I hope that makes it clear. But do try to find other deficiencies in my reasoning, I like arguing Smile
#5
(06-21-2016, 02:59 AM)RulerOfHeck Wrote: I agree, 10% less performance on a cluster dedicated to gpu-hashing wouldn't make sense. I think you misinterpreted part of my post. The point was to make public my results on running oclhashcat in a VM. My finding was that using the GPU in passthrough mode probably does not affect performance and that it is therefore a viable way to optimize hardware usage and ease management. I mentioned availability as a benefit in the explanation as to why, generally, IT infrastructure is being virtualized.

First, my result was 2,5% less md5 speed, compared to an unsubstantiated claim from someone using different hardware and probably different oclhashcat version
Second, my result was also 15% faster than the wpa2 crackstation benchmark; as you can see, I lack proper data to compare too, however... since the result was either faster or very slightly less, I concluded that no, or very slight, performance impact is introduced.

To make my stance on this clearer then:
  1. If you have several nodes doing nothing but hashing, all (but perhaps one) might as well remain dedicated because you're using so much money on hardware that you can afford to solve your other computing needs better.
  2. When you are evaluating new drivers/versions/OS, you should perhaps consider using a VM because the shortcuts available will not only save you time, it will make your work less tedious.

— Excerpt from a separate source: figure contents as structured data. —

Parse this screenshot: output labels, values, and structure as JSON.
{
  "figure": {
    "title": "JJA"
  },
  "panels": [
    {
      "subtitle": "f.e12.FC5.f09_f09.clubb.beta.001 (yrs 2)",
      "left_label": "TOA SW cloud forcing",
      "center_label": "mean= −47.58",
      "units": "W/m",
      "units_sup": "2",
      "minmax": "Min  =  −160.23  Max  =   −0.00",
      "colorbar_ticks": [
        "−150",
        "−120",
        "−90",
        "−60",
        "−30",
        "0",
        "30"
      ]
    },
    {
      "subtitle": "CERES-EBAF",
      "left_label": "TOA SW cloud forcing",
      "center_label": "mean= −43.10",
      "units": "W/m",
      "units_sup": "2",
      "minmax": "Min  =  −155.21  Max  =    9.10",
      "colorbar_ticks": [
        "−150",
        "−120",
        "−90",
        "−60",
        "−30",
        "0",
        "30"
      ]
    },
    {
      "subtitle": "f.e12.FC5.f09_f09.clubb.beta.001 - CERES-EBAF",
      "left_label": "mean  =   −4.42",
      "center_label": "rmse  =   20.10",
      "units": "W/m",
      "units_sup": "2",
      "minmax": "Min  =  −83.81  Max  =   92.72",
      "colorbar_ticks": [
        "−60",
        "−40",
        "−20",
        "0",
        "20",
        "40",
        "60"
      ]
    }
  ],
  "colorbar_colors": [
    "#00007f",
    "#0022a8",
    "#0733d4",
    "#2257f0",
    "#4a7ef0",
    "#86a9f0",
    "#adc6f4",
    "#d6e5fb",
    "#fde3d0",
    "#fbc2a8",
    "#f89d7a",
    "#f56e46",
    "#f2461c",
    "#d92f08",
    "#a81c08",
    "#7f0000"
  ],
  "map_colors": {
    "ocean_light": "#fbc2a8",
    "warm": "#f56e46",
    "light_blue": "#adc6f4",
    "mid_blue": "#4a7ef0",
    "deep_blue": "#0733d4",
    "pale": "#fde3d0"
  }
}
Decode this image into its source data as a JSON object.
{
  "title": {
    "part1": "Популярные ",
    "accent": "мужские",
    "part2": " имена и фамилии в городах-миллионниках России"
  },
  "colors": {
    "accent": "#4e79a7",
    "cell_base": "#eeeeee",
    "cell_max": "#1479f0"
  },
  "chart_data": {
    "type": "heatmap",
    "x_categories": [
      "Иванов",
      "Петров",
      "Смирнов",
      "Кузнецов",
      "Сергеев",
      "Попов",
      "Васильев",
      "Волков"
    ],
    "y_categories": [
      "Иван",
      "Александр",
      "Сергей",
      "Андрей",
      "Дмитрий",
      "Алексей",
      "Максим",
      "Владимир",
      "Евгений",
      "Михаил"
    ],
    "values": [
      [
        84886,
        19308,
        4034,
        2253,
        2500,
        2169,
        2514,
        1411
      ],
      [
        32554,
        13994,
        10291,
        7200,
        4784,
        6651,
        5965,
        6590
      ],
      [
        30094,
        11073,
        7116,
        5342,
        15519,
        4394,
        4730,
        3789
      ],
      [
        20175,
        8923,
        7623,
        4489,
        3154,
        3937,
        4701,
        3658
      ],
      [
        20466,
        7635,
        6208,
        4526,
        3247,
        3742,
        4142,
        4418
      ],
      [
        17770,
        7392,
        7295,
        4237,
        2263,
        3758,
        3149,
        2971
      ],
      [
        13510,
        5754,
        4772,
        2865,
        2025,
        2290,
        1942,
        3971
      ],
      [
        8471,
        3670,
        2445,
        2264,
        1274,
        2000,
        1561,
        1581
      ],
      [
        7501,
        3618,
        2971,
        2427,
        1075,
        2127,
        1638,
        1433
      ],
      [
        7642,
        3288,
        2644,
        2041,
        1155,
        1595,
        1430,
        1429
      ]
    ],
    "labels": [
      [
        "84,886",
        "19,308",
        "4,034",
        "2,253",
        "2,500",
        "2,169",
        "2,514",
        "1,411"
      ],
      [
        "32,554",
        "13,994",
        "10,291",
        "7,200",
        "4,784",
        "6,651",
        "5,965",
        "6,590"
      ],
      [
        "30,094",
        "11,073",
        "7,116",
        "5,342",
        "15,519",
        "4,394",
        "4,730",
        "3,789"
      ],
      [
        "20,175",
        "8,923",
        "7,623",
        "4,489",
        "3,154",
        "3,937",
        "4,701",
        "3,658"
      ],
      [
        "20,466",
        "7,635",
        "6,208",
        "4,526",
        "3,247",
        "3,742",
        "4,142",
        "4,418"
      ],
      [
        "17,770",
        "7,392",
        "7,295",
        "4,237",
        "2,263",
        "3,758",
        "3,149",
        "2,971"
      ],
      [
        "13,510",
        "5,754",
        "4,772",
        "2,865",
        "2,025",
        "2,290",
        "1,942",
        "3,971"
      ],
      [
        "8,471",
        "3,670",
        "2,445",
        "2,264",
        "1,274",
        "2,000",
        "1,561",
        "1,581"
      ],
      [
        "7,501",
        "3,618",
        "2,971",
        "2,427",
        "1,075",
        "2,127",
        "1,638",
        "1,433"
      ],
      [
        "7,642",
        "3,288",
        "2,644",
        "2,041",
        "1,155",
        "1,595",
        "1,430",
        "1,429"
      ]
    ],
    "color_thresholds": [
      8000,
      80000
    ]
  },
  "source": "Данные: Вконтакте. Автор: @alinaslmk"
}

And you could test it on one GPU, while the other 10 keeps working.
  3. If you have a small number of nodes and would like to not have a separate set of compute nodes, installing a hypervisor could be a good idea if performance doesn't suffer; as I wrote, more testing is needed.
  4. If you're like me and have: one good lab server, limited budget, space and time and just want to be able to do some hashing while using the box for other things too: this is definitely the way to go even if performance suffers a bit.
I hope that makes it clear. But do try to find other deficiencies in my reasoning, I like arguing Smile

can u perhaps video record all ur work, from a to z so ppl could see and replicate ur work?